Donald Trump’s “First Buddy” and a group of investment firms offered to buy the nonprofit that controls OpenAI, the maker of ChatGPT, on Monday.
“OpenAI is not for sale, and the board has unanimously rejected Mr. Musk’s latest attempt to disrupt his competition,” Bret Taylor, chair of OpenAI’s board said in a statement.
“Any potential reorganization of OpenAI will strengthen our nonprofit and its mission to ensure artificial intelligence benefits all of humanity,” the statement concluded.
OpenAI attorney William Savitt wrote to Musk’s lawyer stating that the offer was “not in the best interests of OAI’s mission and is rejected.”
Earlier in the week an attorney for Musk said his client would drop the bid if the company agreed to stop a transition from going from a nonprofit to a for-profit company. The Tesla CEO sued OpenAI last year over the matter.

The battle over the company got personal when OpenAI CEO Sam Altman said Musk’s proposal was coming from a place of insecurity over xAI, an artificial intelligence company he owns.

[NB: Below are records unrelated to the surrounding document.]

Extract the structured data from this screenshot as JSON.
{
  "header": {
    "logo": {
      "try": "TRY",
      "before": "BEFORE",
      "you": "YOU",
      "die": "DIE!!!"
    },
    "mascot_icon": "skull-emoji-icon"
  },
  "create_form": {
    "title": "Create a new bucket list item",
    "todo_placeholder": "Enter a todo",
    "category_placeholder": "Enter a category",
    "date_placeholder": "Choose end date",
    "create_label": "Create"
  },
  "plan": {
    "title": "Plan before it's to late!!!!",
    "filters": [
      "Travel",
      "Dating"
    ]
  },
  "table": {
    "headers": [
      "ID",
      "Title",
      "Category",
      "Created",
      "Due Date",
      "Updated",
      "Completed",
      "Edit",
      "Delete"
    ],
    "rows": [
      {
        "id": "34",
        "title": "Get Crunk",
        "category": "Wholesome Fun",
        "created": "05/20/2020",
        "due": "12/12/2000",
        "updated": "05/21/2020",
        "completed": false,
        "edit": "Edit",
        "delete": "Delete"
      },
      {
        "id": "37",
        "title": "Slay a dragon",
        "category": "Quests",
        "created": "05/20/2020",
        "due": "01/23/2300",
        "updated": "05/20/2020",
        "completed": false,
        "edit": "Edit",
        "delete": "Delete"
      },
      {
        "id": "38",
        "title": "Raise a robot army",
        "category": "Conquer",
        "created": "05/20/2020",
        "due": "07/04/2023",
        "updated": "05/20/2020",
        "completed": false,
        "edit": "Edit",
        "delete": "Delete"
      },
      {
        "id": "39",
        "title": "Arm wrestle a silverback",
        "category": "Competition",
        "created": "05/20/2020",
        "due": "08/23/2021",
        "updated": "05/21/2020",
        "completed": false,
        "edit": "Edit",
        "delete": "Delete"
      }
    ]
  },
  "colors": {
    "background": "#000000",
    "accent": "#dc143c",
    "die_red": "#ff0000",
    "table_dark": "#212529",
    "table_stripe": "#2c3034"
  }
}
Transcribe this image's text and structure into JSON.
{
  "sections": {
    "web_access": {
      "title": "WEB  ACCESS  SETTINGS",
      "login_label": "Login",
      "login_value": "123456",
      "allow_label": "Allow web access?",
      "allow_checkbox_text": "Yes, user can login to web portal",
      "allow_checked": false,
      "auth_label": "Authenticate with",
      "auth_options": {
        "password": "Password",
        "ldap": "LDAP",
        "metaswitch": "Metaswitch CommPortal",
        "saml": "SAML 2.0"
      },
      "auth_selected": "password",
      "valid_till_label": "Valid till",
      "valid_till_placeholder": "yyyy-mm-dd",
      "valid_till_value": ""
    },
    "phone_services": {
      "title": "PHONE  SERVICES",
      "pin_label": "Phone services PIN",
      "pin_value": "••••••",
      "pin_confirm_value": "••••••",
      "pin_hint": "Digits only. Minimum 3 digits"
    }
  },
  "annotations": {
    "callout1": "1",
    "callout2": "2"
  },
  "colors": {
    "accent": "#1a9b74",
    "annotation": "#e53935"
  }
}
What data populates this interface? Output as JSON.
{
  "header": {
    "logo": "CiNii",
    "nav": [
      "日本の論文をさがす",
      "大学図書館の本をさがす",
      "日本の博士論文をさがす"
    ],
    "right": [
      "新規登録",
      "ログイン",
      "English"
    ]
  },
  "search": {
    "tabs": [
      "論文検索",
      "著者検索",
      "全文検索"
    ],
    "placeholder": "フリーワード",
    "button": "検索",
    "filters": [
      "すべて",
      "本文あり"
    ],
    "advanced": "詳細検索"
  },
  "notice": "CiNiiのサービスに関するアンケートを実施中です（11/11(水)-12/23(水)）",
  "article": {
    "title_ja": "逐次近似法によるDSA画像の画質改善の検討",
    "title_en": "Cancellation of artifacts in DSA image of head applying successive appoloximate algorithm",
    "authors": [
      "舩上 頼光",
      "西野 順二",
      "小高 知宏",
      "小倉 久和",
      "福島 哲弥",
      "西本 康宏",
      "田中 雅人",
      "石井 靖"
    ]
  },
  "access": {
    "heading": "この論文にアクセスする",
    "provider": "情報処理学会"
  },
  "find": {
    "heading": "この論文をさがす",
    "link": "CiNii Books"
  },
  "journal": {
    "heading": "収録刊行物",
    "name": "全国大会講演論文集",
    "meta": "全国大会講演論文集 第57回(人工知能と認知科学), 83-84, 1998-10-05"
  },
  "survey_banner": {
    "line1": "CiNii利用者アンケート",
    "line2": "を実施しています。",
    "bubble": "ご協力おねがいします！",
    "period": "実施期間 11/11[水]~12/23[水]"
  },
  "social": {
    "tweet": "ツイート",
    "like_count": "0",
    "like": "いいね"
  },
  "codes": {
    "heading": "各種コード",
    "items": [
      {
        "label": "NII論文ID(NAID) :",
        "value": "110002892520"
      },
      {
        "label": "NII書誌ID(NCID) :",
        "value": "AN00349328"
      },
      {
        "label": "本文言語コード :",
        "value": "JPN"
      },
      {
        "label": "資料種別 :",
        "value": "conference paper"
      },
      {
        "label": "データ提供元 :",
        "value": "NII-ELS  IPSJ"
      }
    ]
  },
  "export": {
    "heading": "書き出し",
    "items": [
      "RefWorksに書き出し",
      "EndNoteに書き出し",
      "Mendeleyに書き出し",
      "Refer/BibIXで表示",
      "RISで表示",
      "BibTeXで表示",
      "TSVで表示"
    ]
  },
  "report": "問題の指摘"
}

“I don’t think he’s like a happy person. I do feel for him,” Altman said in a Bloomberg interview. “I wish he would just compete by building a better product, but I think there’s been a lot of tactics.”
A decade ago, Musk worked at OpenAI as an early investor but in 2018, he left the company over disagreements with other leadership members, particularly Altman.
Altman has said the company needs to pivot to a for-profit business model to build capital for its large expansions.
In January, President Donald Trump announced a $500 billion Stargate Project in collaboration between OpenAI, Oracle, SoftBank, and others to build AI infrastructure in the United States.
Musk trolled the companies on X following the announcement.
“They don’t actually have the money,” he wrote. “SoftBank has well under $10B secured. I have that on good authority.”